Medicare Open Enrollment – Here Before You Know it!
It is hard to believe, but Medicare Open Enrollment is right around the corner. Soon, people will begin receiving a deluge of mail from Social Security, Medicare, their health plan and other companies trying to sell them health insurance policies. Didn’t we just go through this? Here are some important things to remember to make sure you’re covered for 2021:
- Be sure to read all notices you get from your Medicare plan about changes coming for next year, especially your Annual Notice of Change letter. Make sure your plan is still available in 2021. Also, make sure your plan will still cover your drugs and that your doctors are still in the plan’s network.
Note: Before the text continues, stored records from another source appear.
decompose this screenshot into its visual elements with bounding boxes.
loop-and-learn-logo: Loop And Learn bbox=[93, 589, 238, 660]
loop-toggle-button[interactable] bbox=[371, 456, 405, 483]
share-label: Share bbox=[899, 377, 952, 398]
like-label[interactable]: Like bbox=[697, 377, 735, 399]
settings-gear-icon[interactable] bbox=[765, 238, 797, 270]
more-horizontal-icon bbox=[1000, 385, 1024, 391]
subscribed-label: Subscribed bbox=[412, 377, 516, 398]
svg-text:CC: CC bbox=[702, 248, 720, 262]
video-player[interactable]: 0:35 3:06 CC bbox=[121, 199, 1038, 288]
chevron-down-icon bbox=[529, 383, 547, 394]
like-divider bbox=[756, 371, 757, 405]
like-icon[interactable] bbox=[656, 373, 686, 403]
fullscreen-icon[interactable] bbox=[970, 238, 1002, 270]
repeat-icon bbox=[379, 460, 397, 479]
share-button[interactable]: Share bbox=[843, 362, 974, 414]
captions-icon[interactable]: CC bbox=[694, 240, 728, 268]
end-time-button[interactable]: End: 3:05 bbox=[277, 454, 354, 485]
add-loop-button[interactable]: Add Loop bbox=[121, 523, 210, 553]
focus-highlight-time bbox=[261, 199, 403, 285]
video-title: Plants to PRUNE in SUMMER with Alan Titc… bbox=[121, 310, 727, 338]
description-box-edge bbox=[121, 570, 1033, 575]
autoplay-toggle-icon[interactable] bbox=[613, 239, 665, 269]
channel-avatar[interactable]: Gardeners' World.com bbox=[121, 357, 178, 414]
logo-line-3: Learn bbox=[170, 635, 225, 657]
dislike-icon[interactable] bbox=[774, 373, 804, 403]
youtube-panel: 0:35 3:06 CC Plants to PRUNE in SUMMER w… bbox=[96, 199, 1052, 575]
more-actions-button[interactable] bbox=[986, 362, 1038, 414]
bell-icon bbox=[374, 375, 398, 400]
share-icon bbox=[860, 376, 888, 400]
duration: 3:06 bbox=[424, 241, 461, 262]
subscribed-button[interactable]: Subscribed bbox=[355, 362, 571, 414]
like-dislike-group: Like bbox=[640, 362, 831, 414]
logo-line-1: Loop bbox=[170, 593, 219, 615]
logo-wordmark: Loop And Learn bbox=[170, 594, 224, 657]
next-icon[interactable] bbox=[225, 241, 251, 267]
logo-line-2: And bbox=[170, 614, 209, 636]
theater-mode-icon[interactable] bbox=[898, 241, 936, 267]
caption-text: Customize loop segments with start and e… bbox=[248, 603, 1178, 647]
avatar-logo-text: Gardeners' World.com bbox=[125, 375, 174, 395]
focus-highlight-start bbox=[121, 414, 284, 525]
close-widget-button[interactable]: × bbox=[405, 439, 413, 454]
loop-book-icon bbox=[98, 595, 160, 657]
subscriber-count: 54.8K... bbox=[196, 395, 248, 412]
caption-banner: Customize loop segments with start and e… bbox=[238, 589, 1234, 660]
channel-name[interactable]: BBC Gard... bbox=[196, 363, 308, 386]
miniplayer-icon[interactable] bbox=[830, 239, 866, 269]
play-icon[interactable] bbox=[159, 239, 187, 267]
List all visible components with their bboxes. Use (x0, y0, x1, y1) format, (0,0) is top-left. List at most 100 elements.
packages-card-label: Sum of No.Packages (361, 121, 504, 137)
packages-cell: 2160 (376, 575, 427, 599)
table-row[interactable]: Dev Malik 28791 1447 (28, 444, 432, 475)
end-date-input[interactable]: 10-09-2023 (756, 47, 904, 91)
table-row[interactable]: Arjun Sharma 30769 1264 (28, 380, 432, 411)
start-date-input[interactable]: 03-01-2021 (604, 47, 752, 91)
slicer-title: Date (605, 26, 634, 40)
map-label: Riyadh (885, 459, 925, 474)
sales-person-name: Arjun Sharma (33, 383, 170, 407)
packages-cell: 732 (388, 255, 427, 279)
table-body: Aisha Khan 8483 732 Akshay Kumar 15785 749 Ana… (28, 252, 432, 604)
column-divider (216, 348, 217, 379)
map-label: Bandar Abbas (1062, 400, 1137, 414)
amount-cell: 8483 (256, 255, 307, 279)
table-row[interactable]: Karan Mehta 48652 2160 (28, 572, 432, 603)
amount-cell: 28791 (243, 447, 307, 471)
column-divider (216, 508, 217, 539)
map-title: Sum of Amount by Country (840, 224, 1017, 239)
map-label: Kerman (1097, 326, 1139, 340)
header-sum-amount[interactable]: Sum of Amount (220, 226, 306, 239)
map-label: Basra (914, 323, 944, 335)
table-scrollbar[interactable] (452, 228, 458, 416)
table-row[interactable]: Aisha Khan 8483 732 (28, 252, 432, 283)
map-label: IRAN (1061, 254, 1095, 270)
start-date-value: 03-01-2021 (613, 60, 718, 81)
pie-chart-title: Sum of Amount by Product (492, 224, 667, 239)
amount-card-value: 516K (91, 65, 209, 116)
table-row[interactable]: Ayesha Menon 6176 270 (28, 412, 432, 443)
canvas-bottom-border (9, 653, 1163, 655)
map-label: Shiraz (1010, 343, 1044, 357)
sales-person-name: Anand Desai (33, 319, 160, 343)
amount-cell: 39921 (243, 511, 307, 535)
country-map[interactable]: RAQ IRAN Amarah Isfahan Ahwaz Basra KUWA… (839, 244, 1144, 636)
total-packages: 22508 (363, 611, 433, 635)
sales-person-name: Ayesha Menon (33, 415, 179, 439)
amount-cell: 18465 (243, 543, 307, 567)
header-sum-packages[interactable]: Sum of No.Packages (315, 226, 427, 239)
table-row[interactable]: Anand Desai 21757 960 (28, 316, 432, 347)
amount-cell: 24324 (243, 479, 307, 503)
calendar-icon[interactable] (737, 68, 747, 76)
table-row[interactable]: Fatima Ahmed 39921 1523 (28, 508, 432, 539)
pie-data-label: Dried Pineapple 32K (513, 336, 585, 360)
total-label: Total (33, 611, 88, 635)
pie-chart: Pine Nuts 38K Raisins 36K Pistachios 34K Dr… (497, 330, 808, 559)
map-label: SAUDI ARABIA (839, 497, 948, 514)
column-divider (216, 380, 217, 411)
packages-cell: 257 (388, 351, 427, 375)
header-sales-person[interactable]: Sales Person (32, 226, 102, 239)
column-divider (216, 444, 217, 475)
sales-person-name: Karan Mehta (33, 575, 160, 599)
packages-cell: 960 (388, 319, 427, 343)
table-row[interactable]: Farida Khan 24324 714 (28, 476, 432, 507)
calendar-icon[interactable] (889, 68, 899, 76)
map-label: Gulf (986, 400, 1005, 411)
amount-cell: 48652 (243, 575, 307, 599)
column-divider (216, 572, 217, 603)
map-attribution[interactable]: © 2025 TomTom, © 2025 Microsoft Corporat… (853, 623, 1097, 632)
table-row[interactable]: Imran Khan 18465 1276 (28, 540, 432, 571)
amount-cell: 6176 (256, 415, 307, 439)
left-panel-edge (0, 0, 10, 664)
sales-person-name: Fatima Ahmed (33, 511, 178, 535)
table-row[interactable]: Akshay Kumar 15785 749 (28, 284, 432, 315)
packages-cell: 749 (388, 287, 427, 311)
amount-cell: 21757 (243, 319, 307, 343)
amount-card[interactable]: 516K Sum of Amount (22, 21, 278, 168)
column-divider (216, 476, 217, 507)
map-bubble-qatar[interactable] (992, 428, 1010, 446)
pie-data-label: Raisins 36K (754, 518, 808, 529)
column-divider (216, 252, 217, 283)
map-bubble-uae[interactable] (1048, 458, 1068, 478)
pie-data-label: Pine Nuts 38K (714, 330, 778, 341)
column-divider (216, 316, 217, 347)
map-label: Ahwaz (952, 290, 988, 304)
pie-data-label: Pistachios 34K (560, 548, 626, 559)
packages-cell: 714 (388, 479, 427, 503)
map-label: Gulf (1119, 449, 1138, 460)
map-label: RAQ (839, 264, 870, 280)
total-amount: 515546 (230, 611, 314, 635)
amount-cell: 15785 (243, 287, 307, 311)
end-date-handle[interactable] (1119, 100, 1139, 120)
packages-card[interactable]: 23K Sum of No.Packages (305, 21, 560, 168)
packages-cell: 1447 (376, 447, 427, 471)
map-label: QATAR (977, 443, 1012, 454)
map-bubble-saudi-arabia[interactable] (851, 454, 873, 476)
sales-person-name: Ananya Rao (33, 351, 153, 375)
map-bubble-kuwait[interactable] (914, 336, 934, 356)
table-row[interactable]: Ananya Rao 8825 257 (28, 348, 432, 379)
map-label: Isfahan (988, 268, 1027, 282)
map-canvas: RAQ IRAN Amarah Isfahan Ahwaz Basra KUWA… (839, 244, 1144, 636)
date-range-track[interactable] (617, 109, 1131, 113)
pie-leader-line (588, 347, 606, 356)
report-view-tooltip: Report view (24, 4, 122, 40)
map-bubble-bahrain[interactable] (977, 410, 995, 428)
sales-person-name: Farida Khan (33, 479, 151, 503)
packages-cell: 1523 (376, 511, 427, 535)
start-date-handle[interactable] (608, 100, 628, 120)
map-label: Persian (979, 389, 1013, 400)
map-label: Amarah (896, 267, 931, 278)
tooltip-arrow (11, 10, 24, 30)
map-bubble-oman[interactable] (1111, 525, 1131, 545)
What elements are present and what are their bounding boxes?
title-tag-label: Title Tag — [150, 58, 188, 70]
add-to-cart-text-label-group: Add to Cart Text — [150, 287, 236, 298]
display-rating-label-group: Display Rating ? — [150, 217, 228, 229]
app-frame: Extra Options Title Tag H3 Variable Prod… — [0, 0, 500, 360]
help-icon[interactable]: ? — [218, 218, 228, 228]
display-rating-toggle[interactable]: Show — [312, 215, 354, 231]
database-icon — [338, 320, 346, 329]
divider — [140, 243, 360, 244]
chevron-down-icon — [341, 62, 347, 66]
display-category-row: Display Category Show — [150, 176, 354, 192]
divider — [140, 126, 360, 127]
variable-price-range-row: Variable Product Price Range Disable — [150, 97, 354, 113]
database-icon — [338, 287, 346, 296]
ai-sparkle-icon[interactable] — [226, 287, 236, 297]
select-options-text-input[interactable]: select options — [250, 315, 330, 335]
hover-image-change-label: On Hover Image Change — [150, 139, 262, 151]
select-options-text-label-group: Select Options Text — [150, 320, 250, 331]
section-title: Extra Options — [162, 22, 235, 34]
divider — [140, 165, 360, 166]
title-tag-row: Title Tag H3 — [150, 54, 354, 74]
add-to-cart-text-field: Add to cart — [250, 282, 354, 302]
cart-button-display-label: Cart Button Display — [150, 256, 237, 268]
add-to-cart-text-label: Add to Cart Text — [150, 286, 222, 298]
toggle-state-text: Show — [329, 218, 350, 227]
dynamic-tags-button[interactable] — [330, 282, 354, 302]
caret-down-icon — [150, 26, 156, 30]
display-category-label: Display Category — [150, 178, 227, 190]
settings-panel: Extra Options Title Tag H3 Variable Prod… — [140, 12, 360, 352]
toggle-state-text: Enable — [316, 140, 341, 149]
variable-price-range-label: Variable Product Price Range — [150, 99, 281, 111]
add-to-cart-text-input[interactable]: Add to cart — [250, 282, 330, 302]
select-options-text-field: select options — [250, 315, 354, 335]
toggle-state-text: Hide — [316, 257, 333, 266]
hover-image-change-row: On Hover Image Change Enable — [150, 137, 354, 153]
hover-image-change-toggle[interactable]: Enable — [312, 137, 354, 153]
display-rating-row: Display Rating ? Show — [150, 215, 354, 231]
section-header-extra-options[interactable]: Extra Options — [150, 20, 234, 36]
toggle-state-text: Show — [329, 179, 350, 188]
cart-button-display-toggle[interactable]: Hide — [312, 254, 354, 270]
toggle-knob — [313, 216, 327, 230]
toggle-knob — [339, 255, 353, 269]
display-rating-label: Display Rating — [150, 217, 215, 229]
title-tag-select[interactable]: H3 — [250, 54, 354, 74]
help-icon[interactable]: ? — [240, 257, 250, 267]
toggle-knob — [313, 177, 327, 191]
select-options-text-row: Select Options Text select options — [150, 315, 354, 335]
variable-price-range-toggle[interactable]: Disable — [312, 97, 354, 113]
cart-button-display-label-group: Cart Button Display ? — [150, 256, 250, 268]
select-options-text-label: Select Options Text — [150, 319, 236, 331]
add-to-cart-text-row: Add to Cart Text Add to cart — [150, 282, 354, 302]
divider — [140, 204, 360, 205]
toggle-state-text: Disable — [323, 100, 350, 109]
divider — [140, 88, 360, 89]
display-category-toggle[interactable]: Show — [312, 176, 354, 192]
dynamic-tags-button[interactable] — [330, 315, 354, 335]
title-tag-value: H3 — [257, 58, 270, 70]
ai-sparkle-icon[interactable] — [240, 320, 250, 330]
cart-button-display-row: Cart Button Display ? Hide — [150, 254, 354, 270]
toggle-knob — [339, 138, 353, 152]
- Did you know that some people are eligible to receive help in paying their Medicare Part D premiums and co-pays? In September, many people on the Extra Help Program will receive notices from Social Security about their continued eligibility in 2021. It is important to read these notices and follow the directions, such as returning a form by a certain date. Not doing so can put you at risk for losing this help.
Help Paying for Medicare
You can find out if you qualify for help paying for your Medicare, as mentioned above. Learn about programs that help with the costs of Medicare premiums, your Medicare Part A (hospital insurance) and Medicare Part B (medical insurance) deductibles, coinsurance and copayments and Medicare prescription drug coverage costs.
- To find out if you might be eligible, call the Senior LinkAge Line at 800-333-2433.
Prior Authorization Needed for Some Outpatient Services
A new Prior Authorization Process for Certain Outpatient Department (OPD) Services began for services on or after July 1, 2020. This change was made because Medicare had seen a significant increase in the number of these services being performed. Services requiring pre-authorization include blepharoplasty, botulinum toxin injections, panniculectomy, rhinoplasty, and vein ablation.
Scams related to the coronavirus are rapidly increasing as the public health emergency develops. Scammers are targeting older adults and those with serious long-term health conditions who appear to have a higher risk for serious illness from COVID-19. Fraudsters are attempting to bill Medicare for sham tests or treatments related to the coronavirus and are targeting individuals to illegally obtain money or Medicare numbers. Protect yourself from COVID-19 fraud?
- Do not give out your Medicare number to anyone other than your doctor, health care provider or other trusted representative.
- Protect your Medicare number and treat your Medicare card like a credit card.
- Never provide your Medicare number or other personal information to anyone who contacts you through unsolicited calls, texts or emails.
- Be cautious of anyone who comes to your door offering free coronavirus testing, treatment, or supplies.
- Don’t click links from sources you don’t know. This could put your computer or device at risk. Be sure your anti-malware/anti-virus software is up-to-date.
- Don’t buy medical supplies from unverified sources, including online advertisements and email/phone solicitations.
- Ignore online offers for COVID-19 vaccinations. If you see ads for prevention products or cures for COVID-19, they are a scam.
- Do your homework before donating to a charity or crowdfunding site. Be very cautious of any charities requesting donations by cash, gift card or wire transfer.
- Be wary of “investment opportunities.” The U.S. Securities and Exchange Commission (SEC) is warning people about online promotions claiming that the products or services of publicly traded companies can prevent, detect or cure COVID-19 and that the stock of these companies will dramatically increase in value as a result.